Under what conditions is the inverse of a function a function?
Can/does this have something to do with the input and outputs of a function or is it as simple whether or not it passes the vertical line test?
Thanks!
-Tom
Under what conditions is the inverse of a function a function?
Can/does this have something to do with the input and outputs of a function or is it as simple whether or not it passes the vertical line test?
Thanks!
-Tom

Hello, Tom!
Under what conditions is the inverse of a function a function?
Can/does this have something to do with the input and outputs of a function
or is it as simple whether or not it passes the vertical line test?
It is as simple as the vertical line test.
There's an "eyeball" approach, too.
Look at the graph of the function f(x).
If it passes the "horizontal line test", its inverse is a function.
(That is, if all horizontal lines intersect the graph in at most one point,
. . then the inverse is also a function.)
A single point can define a function.
For example, {(1,1)}
There is a formal definition of a function that appeared in the 19th Century due to one of my favorites, Dirichlet. Ever since then people started using his definition. A single point fits this definition.

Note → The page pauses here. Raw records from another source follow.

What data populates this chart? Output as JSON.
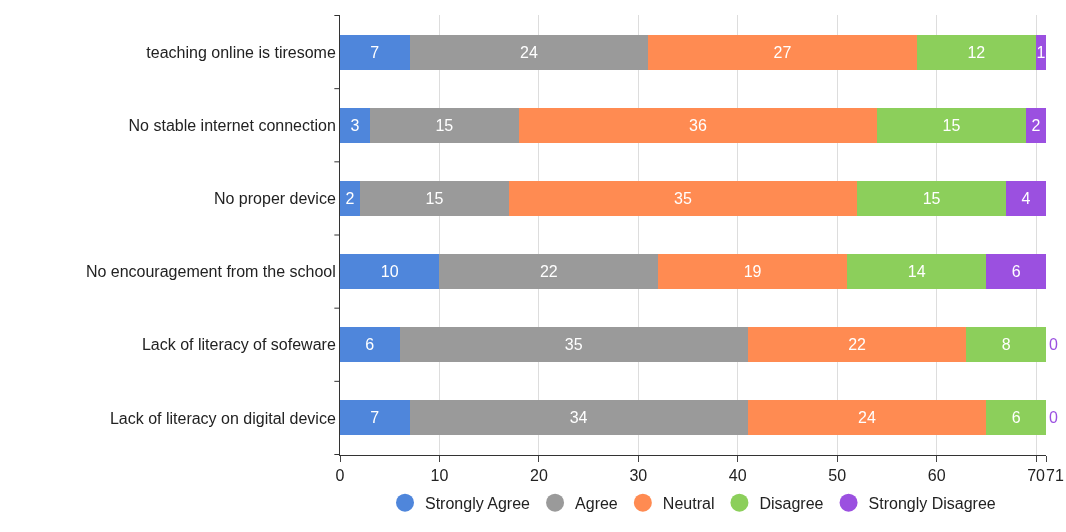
{
  "chart_data": {
    "type": "bar",
    "orientation": "horizontal",
    "stacked": true,
    "data_labels": true,
    "grid": "x",
    "legend": "bottom",
    "marker": "circle",
    "categories": [
      "teaching online is tiresome",
      "No stable internet connection",
      "No proper device",
      "No encouragement from the school",
      "Lack of literacy of sofeware",
      "Lack of literacy on digital device"
    ],
    "xlim": [
      0,
      71
    ],
    "xticks": [
      0,
      10,
      20,
      30,
      40,
      50,
      60,
      70,
      71
    ],
    "series": [
      {
        "name": "Strongly Agree",
        "color": "#4f86db",
        "values": [
          7,
          3,
          2,
          10,
          6,
          7
        ]
      },
      {
        "name": "Agree",
        "color": "#9a9a9a",
        "values": [
          24,
          15,
          15,
          22,
          35,
          34
        ]
      },
      {
        "name": "Neutral",
        "color": "#ff8b52",
        "values": [
          27,
          36,
          35,
          19,
          22,
          24
        ]
      },
      {
        "name": "Disagree",
        "color": "#8ccf5b",
        "values": [
          12,
          15,
          15,
          14,
          8,
          6
        ]
      },
      {
        "name": "Strongly Disagree",
        "color": "#9b50e0",
        "values": [
          1,
          2,
          4,
          6,
          0,
          0
        ]
      }
    ]
  }
}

The first time the word "function" was used by the German polymath/mathematician Gottfiend von Leibniz (he was as much as a nemesis to Newton as I am to CaptainBlank). He definied informally as a relationship between two things. For example, the size of a tree as a function of time.
When LaTeX is back online I can give you a formal treatement of what a function is in a mathematical sense. (But be warned this is going to be your first tour of pure mathematics. It might be dangerous).